Иногда я думаю, что Лера уже несколько раз умерла, узнав последнюю тайну. Но как только ей попадается сломанный огрызок карандаша и пачка бумаги, она начинает на этой бумаге этим огрызком что-то писать. И когда я читаю то, что она пишет, мне становится ясно, что Лера не умрет никогда.

«Нет, весь я не умру», – сказал осторожный Пушкин, которого Лера любит, а я нет. А если не весь, то и не умер. А если не умер, то и не воскрес. Лера в тексте не воскресает, она в нем живет. Вернее, текст в ней живет. Есть там особые клетки, какие-то ДНК, а в Лере есть текст. Чтобы его прочесть и записать, одной жизни мало. Поэтому Лере придется сначала жить очень долго, а потом вечно. Главное, чтобы и здесь, и там хватило карандашей и бумаги.

– А проза, это у нас что? А Бог, это у нас что? А поэзия, это у нас что? А красота, это у нас что?

Это любимые фразы Леры и опять же: «Какие же мы все  бедненькие!»

Однажды мы едем в метро, а какой-то хипарь вытащил икону и покрывал ее всю поцелуями. А потом, часто крестясь, запел Окуджаву.

– Этого не может быть! – воскликнула Лера.

– Все может быть Христа ради, – ответил хипарь.

Это случилось в разгар борьбы с верующими при Андропове.

Когда меня отстранили от преподавания в Литинституте, Лера задумчиво сказала:

– Да, уж если у нас кого не захотят, так уж не захотят!

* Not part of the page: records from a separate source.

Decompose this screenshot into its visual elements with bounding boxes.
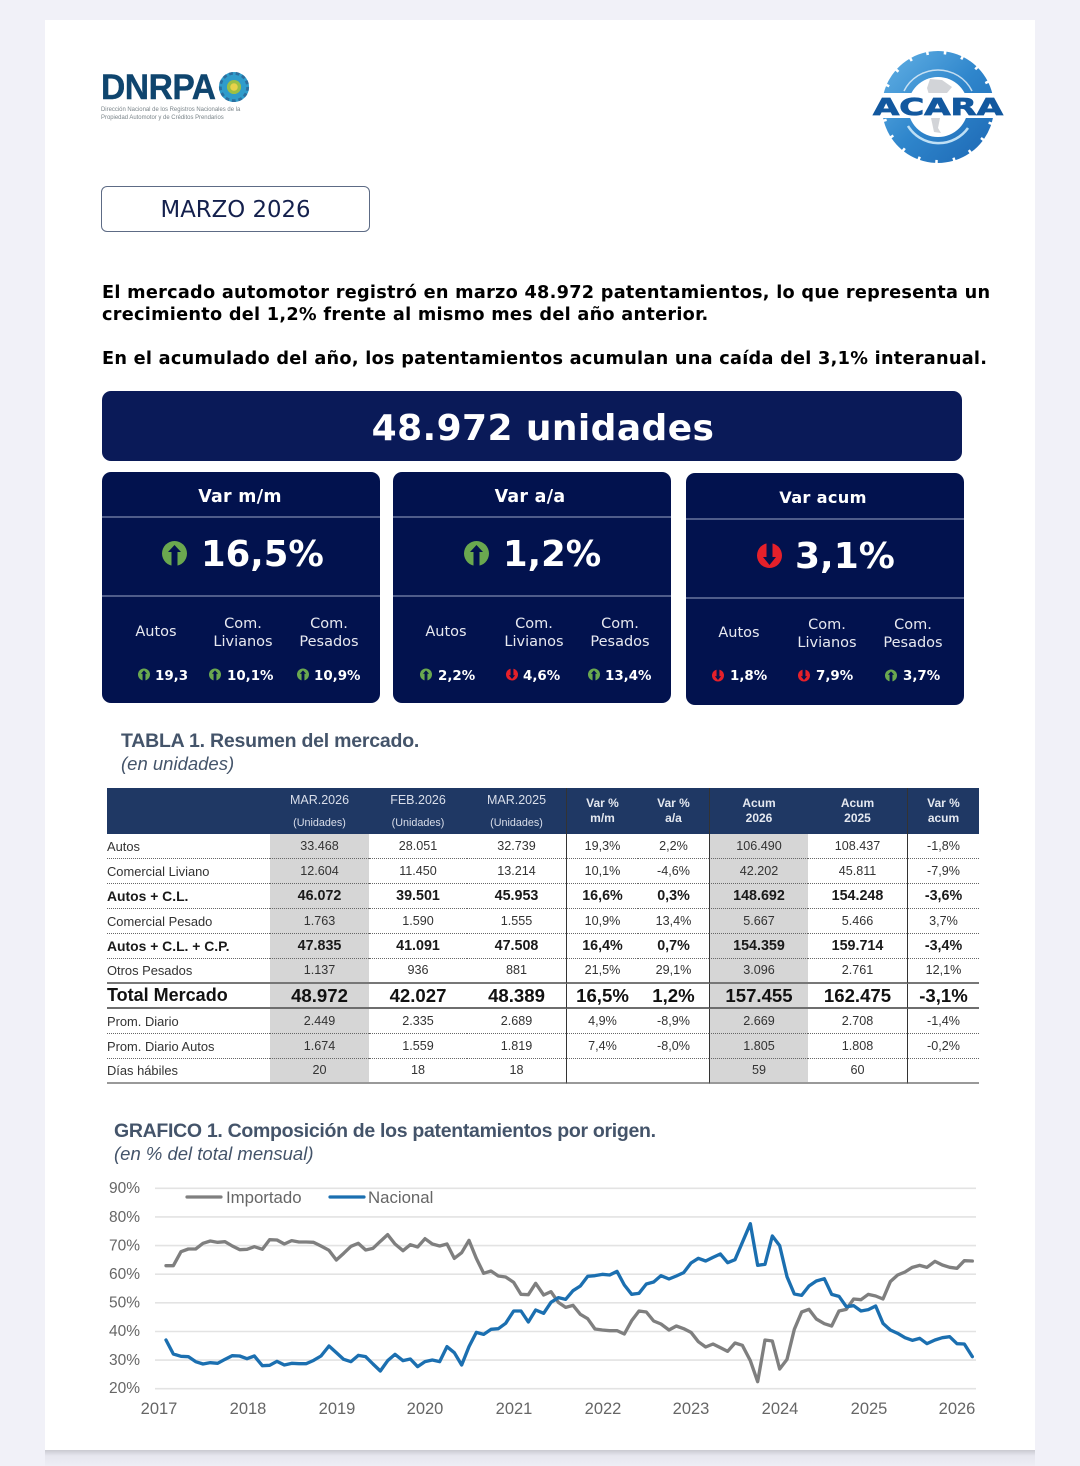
legend (187, 1188, 433, 1207)
row: Otros Pesados: 1.137 (304, 963, 335, 977)
table header: 2025 (844, 811, 871, 825)
row: Autos + C.L.: 0,3% (657, 888, 690, 904)
row: Autos + C.L. + C.P.: -3,4% (925, 938, 962, 954)
icon: up (297, 668, 309, 680)
x axis labels: 2025 (851, 1400, 887, 1418)
row: Autos + C.L.: 148.692 (733, 888, 785, 904)
row: Total Mercado: 48.389 (488, 985, 545, 1006)
main value: 3,1% (795, 536, 895, 577)
label: Autos: Autos (425, 624, 467, 640)
row: Comercial Liviano: Comercial Liviano (107, 864, 209, 878)
table header: Var % (927, 796, 960, 810)
logo: DNRPA (101, 68, 250, 121)
row: Total Mercado: 1,2% (652, 985, 695, 1006)
row: Prom. Diario Autos: 1.674 (304, 1038, 335, 1052)
row: Prom. Diario Autos: -8,0% (657, 1038, 690, 1052)
label: Com. Livianos: Livianos (504, 634, 564, 650)
intro paragraph: El mercado automotor registró en marzo 48.972 patentamientos, lo que representa un (102, 283, 990, 303)
row: Otros Pesados: 881 (506, 963, 527, 977)
row: Autos + C.L. + C.P.: Autos + C.L. + C.P. (107, 938, 229, 954)
value: livianos: 10,1% (227, 669, 273, 684)
row: Otros Pesados: 3.096 (743, 963, 775, 977)
table header: (Unidades) (293, 817, 346, 829)
x axis labels: 2020 (407, 1400, 443, 1418)
row: Otros Pesados: 2.761 (842, 963, 873, 977)
icon: up (138, 668, 150, 680)
table header: acum (928, 811, 959, 825)
banner: total units (102, 391, 962, 461)
row: Autos + C.L.: -3,6% (925, 888, 962, 904)
logo: ACARA (872, 51, 1004, 163)
value: livianos: 7,9% (816, 669, 853, 684)
main value: 16,5% (201, 534, 324, 575)
label: Com. Pesados (883, 617, 943, 650)
subheading: chart: (en % del total mensual) (114, 1143, 314, 1164)
label: Autos: Autos (135, 624, 177, 640)
row: Comercial Liviano: 11.450 (399, 864, 437, 878)
heading: chart: GRAFICO 1. Composición de los patentamientos por origen. (114, 1120, 656, 1142)
row: Prom. Diario: 2.449 (304, 1014, 335, 1028)
x axis labels (141, 1400, 975, 1418)
row: Autos: 33.468 (300, 838, 339, 852)
row: Días hábiles (107, 1059, 979, 1084)
row: Autos: 32.739 (497, 838, 536, 852)
main value icon (464, 541, 489, 566)
row: Autos (107, 834, 979, 859)
y axis labels: 70% (109, 1238, 140, 1254)
row: Autos: 106.490 (736, 838, 782, 852)
card heading: Var m/m (198, 487, 282, 507)
row: Prom. Diario Autos: 7,4% (588, 1038, 617, 1052)
row: Prom. Diario: Prom. Diario (107, 1014, 179, 1028)
table header: MAR.2025 (487, 793, 546, 807)
row: Autos + C.L.: 16,6% (582, 888, 623, 904)
row: Autos: 28.051 (399, 838, 437, 852)
row: Días hábiles: 59 (752, 1063, 766, 1077)
logo: DNRPA: Propiedad Automotor y de Créditos Prendarios (101, 115, 224, 121)
card heading: Var a/a (495, 487, 565, 507)
series: Nacional (166, 1224, 972, 1371)
row: Prom. Diario: 2.689 (501, 1014, 532, 1028)
row: Comercial Pesado: 3,7% (929, 914, 958, 928)
value: autos: 19,3 (155, 669, 188, 684)
label: Com. Livianos: Livianos (797, 634, 857, 650)
row: Comercial Liviano (107, 859, 979, 884)
table header: Var % (586, 796, 619, 810)
table header: a/a (665, 811, 682, 825)
y axis labels: 20% (109, 1380, 140, 1397)
x axis labels: 2022 (585, 1400, 621, 1418)
label: Com. Pesados: Com. (894, 617, 932, 633)
row: Días hábiles: 20 (312, 1063, 326, 1077)
label: Autos: Autos (718, 625, 760, 641)
value: autos: 2,2% (438, 669, 475, 684)
table header (107, 788, 979, 1084)
row: Autos + C.L. + C.P.: 159.714 (832, 938, 883, 954)
value: pesados: 10,9% (314, 669, 360, 684)
row: Autos + C.L. + C.P.: 16,4% (582, 938, 623, 954)
row: Prom. Diario Autos: 1.559 (402, 1038, 434, 1052)
row: Autos + C.L. + C.P.: 47.835 (298, 938, 341, 954)
row: Comercial Pesado (107, 909, 979, 934)
row: Comercial Liviano: -7,9% (927, 864, 960, 878)
row: Comercial Liviano: 13.214 (497, 864, 536, 878)
row: Prom. Diario Autos: 1.819 (501, 1038, 532, 1052)
table header: Acum (742, 796, 776, 810)
row: Días hábiles: 60 (850, 1063, 864, 1077)
row: Otros Pesados: Otros Pesados (107, 963, 192, 978)
row: Autos: 2,2% (659, 838, 688, 852)
table header: FEB.2026 (390, 793, 446, 807)
row: Autos: 19,3% (585, 838, 620, 852)
y axis labels: 80% (109, 1209, 140, 1226)
row: Comercial Pesado: 1.555 (501, 914, 532, 928)
table header: Acum (841, 796, 874, 810)
row: Comercial Liviano: 10,1% (585, 864, 620, 878)
label: Com. Pesados (299, 616, 359, 650)
row: Prom. Diario (107, 1009, 979, 1034)
table header: (Unidades) (490, 817, 543, 829)
row: Prom. Diario: -8,9% (657, 1014, 690, 1028)
x axis labels: 2018 (230, 1400, 266, 1418)
value: livianos: 4,6% (523, 669, 560, 684)
main value icon (757, 544, 782, 568)
y axis labels: 90% (109, 1180, 140, 1197)
icon: down (798, 670, 810, 682)
label: Com. Livianos: Livianos (213, 634, 273, 650)
row: Otros Pesados: 21,5% (585, 963, 620, 977)
row: Autos + C.L.: 39.501 (396, 888, 440, 904)
row: Comercial Pesado: 5.466 (842, 914, 873, 928)
label: Com. Livianos: Com. (224, 616, 262, 632)
row: Comercial Pesado: Comercial Pesado (107, 914, 212, 928)
heading: table: TABLA 1. Resumen del mercado. (121, 730, 419, 752)
row: Comercial Pesado: 1.763 (304, 914, 335, 928)
icon: up (209, 668, 221, 680)
panel: Var a/a (393, 472, 671, 703)
date badge: MARZO 2026 (161, 197, 310, 223)
row: Autos + C.L. + C.P.: 0,7% (657, 938, 690, 954)
line chart: origin share (109, 1180, 976, 1418)
card heading: Var acum (779, 488, 867, 507)
row: Prom. Diario Autos: 1.808 (842, 1038, 873, 1052)
icon: up (588, 668, 600, 680)
label: Com. Pesados: Com. (310, 616, 348, 632)
legend: Nacional (368, 1188, 433, 1207)
x axis labels: 2024 (762, 1400, 798, 1418)
intro paragraph (102, 283, 990, 325)
row: Total Mercado: 42.027 (390, 985, 446, 1006)
row: Días hábiles: Días hábiles (107, 1063, 178, 1078)
icon: down (506, 668, 518, 680)
label: Com. Pesados: Pesados (590, 634, 650, 650)
row: Otros Pesados: 29,1% (656, 963, 691, 977)
logo: DNRPA: Dirección Nacional de los Registros Nacionales de la (101, 107, 240, 113)
table header: 2026 (746, 811, 772, 825)
y axis labels: 40% (109, 1323, 140, 1340)
row: Comercial Pesado: 10,9% (585, 914, 620, 928)
label: Com. Pesados: Com. (601, 616, 639, 632)
row: Comercial Pesado: 13,4% (656, 914, 691, 928)
row: Comercial Pesado: 1.590 (402, 914, 434, 928)
row: Otros Pesados: 936 (407, 963, 428, 977)
icon: down (712, 670, 724, 682)
value: pesados: 3,7% (903, 669, 940, 684)
row: Autos + C.L. + C.P.: 154.359 (733, 938, 785, 954)
y axis labels: 30% (109, 1352, 140, 1369)
panel: Var acum (686, 473, 964, 705)
table header: (Unidades) (392, 817, 444, 829)
row: Prom. Diario Autos: 1.805 (743, 1038, 775, 1052)
row: Total Mercado: Total Mercado (107, 985, 228, 1005)
value: pesados: 13,4% (605, 669, 651, 684)
row: Días hábiles: 18 (411, 1063, 425, 1077)
row: Autos + C.L. + C.P.: 47.508 (495, 938, 538, 954)
row: Total Mercado: 48.972 (291, 985, 348, 1006)
row: Total Mercado: 157.455 (725, 985, 793, 1006)
row: Total Mercado: 16,5% (576, 985, 629, 1006)
row: Comercial Liviano: 45.811 (839, 864, 876, 878)
value: autos: 1,8% (730, 669, 767, 684)
row: Autos: 108.437 (835, 838, 880, 852)
x axis labels: 2026 (939, 1400, 975, 1418)
row: Total Mercado: -3,1% (919, 985, 968, 1006)
label: Com. Pesados: Pesados (883, 634, 943, 650)
row: Comercial Liviano: -4,6% (657, 864, 690, 878)
table header: MAR.2026 (290, 793, 349, 807)
label: Com. Livianos: Com. (808, 617, 846, 633)
table header: m/m (590, 811, 615, 825)
label: Com. Livianos (797, 617, 857, 650)
row: Autos + C.L.: 45.953 (495, 888, 538, 904)
x axis labels: 2021 (496, 1400, 532, 1418)
row: Prom. Diario Autos: Prom. Diario Autos (107, 1038, 214, 1054)
row: Otros Pesados (107, 959, 979, 984)
row: Autos + C.L. + C.P.: 41.091 (396, 938, 440, 954)
x axis labels: 2017 (141, 1400, 177, 1418)
row: Prom. Diario: 2.669 (743, 1014, 775, 1028)
row: Prom. Diario: -1,4% (927, 1014, 960, 1028)
subheading: table: (en unidades) (121, 753, 234, 774)
row: Comercial Liviano: 12.604 (300, 864, 339, 878)
main value: 1,2% (503, 534, 601, 575)
row: Comercial Liviano: 42.202 (740, 864, 778, 878)
y axis labels: 50% (109, 1294, 140, 1312)
row: Otros Pesados: 12,1% (926, 963, 961, 977)
x axis labels: 2023 (673, 1400, 709, 1418)
table header: Var % (657, 796, 690, 810)
label: Com. Pesados (590, 616, 650, 650)
main value icon (162, 541, 187, 566)
series: Importado (166, 1235, 972, 1382)
row: Autos + C.L. + C.P. (107, 934, 979, 959)
y axis labels: 60% (109, 1266, 140, 1283)
row: Autos + C.L. (107, 884, 979, 909)
row: Autos: -1,8% (927, 838, 960, 852)
x axis labels: 2019 (319, 1400, 355, 1418)
row: Autos + C.L.: Autos + C.L. (107, 888, 188, 904)
row: Total Mercado: 162.475 (824, 985, 891, 1006)
row: Prom. Diario Autos: -0,2% (927, 1038, 960, 1052)
icon: up (420, 668, 432, 680)
intro paragraph: crecimiento del 1,2% frente al mismo mes del año anterior. (102, 305, 709, 325)
accumulated paragraph: En el acumulado del año, los patentamientos acumulan una caída del 3,1% interanual. (102, 349, 987, 369)
logo: ACARA: ACARA (873, 93, 1004, 121)
row: Autos + C.L.: 154.248 (832, 888, 883, 904)
row: Prom. Diario: 4,9% (588, 1014, 617, 1028)
icon: up (885, 670, 897, 682)
label: Com. Pesados: Pesados (299, 634, 359, 650)
row: Comercial Pesado: 5.667 (743, 914, 775, 928)
date badge (101, 186, 370, 232)
row: Prom. Diario Autos (107, 1034, 979, 1059)
label: Com. Livianos (213, 616, 273, 650)
row: Total Mercado (107, 984, 979, 1009)
row: Prom. Diario: 2.335 (402, 1014, 434, 1028)
banner: total units: 48.972 unidades (372, 408, 714, 449)
sheet bottom shadow (45, 1450, 1035, 1466)
label: Com. Livianos: Com. (515, 616, 553, 632)
panel: Var m/m (102, 472, 380, 703)
y axis labels (109, 1180, 140, 1397)
row: Prom. Diario: 2.708 (842, 1014, 873, 1028)
logo: DNRPA: DNRPA (101, 68, 216, 107)
row: Autos: Autos (107, 838, 140, 854)
legend: Importado (226, 1188, 302, 1207)
row: Autos + C.L.: 46.072 (298, 888, 341, 904)
table: market summary (107, 788, 979, 1084)
label: Com. Livianos (504, 616, 564, 650)
row: Días hábiles: 18 (509, 1063, 524, 1077)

Когда Лера увлеклась живописью, мы бродили по московским дворам. С воплем «Рамочка!» – Лера срывала всякие правительственные послания и портреты депутатов в рамках под стеклом. Однажды, увидев на помойке стул, она с боевым кличем оторвала у него спинку и ножки, выбила сидение и с гордостью показала оставшийся в ее руках круг: «Круглая рамочка!»

– Вот как надо редактировать реальность, – сказал я.

 – Реальность, это у нас что? – спросила Лера.

Она пишет свои полотна кисточкой, маленькой спринцовочкой, листьями клена и всем, что подвернется под руку. Потому что все – рамочка, и все – картина.

– А картина, это у нас что?

В начале 80-х на углу у «Националя» стояли две проститутки. Одна вся в черном, другая вся в белом. Я даже стих тогда написал: «Между черной и белой проституткой…» Дальше не помню. Рассказал об этом Лере. «А я не верю! Врешь ты все», – сказала она. Пошли к «Националю». Увидели двух проституток. Одна вся в черном, другая вся в белом. И тут же из перехода выскакивает навстречу нам поддатая герла в роскошном белом мужском плаще и кричит: «Гляди, какой на мне прикид, ебен’ть!»